The centre of gravity shifts from the product to the user experience. Emotional resonance becomes more important, and purchasing behaviour often follows hype cycles rather than predictable upgrade patterns.
For a marketer trained in product-driven categories, that requires a deliberate change in mindset.
When local data challenges the global playbook
As part of the regional executive team, Karam regularly navigates the tension between global strategy and local market realities.
Pressed on a decision she reversed after reviewing the data, she points to the ongoing debate between digital-first strategies and physical retail experiences.
Global headquarters typically advocates a digital-heavy marketing mix. But feedback from distributors and retailers across several MEA markets told a different story.
In many places, the “touch and feel” experience of a physical showroom remains a primary driver of conversion.
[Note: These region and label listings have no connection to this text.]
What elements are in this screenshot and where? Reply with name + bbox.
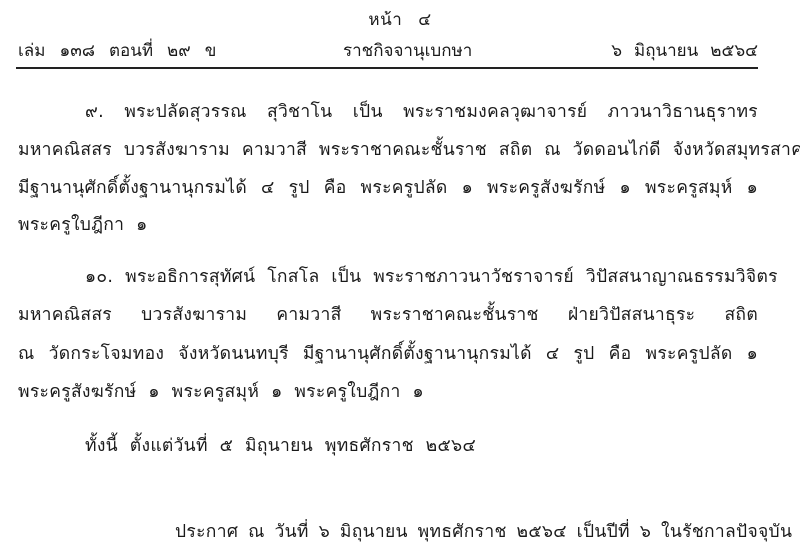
paragraph-10-line-2: มหาคณิสสร บวรสังฆาราม คามวาสี พระราชาคณะ… <box>18 300 758 328</box>
proclamation-date: ประกาศ ณ วันที่ ๖ มิถุนายน พุทธศักราช ๒๕… <box>175 517 758 545</box>
paragraph-10-line-4: พระครูสังฆรักษ์ ๑ พระครูสมุห์ ๑ พระครูใบ… <box>18 377 758 405</box>
paragraph-9-line-2: มหาคณิสสร บวรสังฆาราม คามวาสี พระราชาคณะ… <box>18 135 758 163</box>
document-body: ๙. พระปลัดสุวรรณ สุวิชาโน เป็น พระราชมงค… <box>0 0 800 556</box>
effective-date: ทั้งนี้ ตั้งแต่วันที่ ๕ มิถุนายน พุทธศัก… <box>85 431 758 459</box>
paragraph-9-line-1: ๙. พระปลัดสุวรรณ สุวิชาโน เป็น พระราชมงค… <box>85 97 758 125</box>
paragraph-9-line-3: มีฐานานุศักดิ์ตั้งฐานานุกรมได้ ๔ รูป คือ… <box>18 173 758 201</box>
paragraph-10-line-3: ณ วัดกระโจมทอง จังหวัดนนทบุรี มีฐานานุศั… <box>18 339 758 367</box>
paragraph-9-line-4: พระครูใบฎีกา ๑ <box>18 210 758 238</box>
paragraph-10-line-1: ๑๐. พระอธิการสุทัศน์ โกสโล เป็น พระราชภา… <box>85 262 758 290</box>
The response was not to reject digital strategy, but to rebalance the mix. Marketing budgets were adjusted to better support retail partners while maintaining digital investment.
The internal conversation, she explains, relied on one principle: acknowledge the data and respond to it.
Steering through the supply chain crisis
Looking back over more than three decades in the technology sector, Karam identifies a different kind of achievement as her personal highlight.
When asked to reflect on the moment that mattered most, she points to the 2020 to 2022 period, when global supply chains and demand patterns were thrown into extreme volatility.
The challenge was not simply marketing. It was maintaining brand relevance while navigating product shortages, shifting demand, and strained partner relationships.
Keeping the business and brand stable during that period required resilience, coordination, and strong relationships across the regional ecosystem.
For Karam, successfully guiding the MEA marketing and business strategy through that environment stands out as a defining moment.
The achievement she values most
When the conversation turns to success, Karam does not point to a campaign or product launch.
Instead, she talks about people.
The achievement she values most is building a long-tenure, multicultural team in an industry known for high turnover. Maintaining a consistent group of marketers who understand the complexity of the region is rare in technology companies.
The difference, she believes, comes from empowerment and investment in local talent.
A stable team creates institutional memory, cultural understanding, and operational consistency across a diverse region.
Learning to localise global campaigns
Not every campaign works equally well across markets.
Asked about a failure that carried real consequences, Karam describes moments when global creative assets proved too universal in tone and failed to resonate with specific MEA audiences.
In those cases, campaigns could feel disconnected from local realities, sometimes weakening partner confidence and wasting marketing spend.
The adjustment was pragmatic.
Global creative assets remain the foundation, but the regional team now applies deliberate cultural adaptation layers before deployment. The goal is to retain global consistency while ensuring local relevance.
The decision that changed her career
When asked about the most important decision she made, Karam returns to a moment earlier in her career.
Accepting an internal role relocation from Lebanon to a Middle East headquarters in Dubai was not an obvious or comfortable move. It meant relocating without family support and stepping into broader responsibilities across marketing and sales.
In hindsight, the move changed the trajectory of her career.
It shifted her focus from managing product lifecycles to shaping the strategic narrative of a global brand across a complex regional landscape.
Why she does not believe in “wrong decisions”
Finally, asked about the worst decision she has made, Karam reframes the premise.
She does not describe her career in terms of mistakes or wrong turns. Instead, she sees difficult periods as catalysts for adjustment.
Challenges force a different kind of thinking. They require listening more carefully, adapting faster, and adjusting strategies when necessary.
Over time, that habit of learning, listening, and recalibrating has become what she describes as her personal formula for maintaining a growth mindset.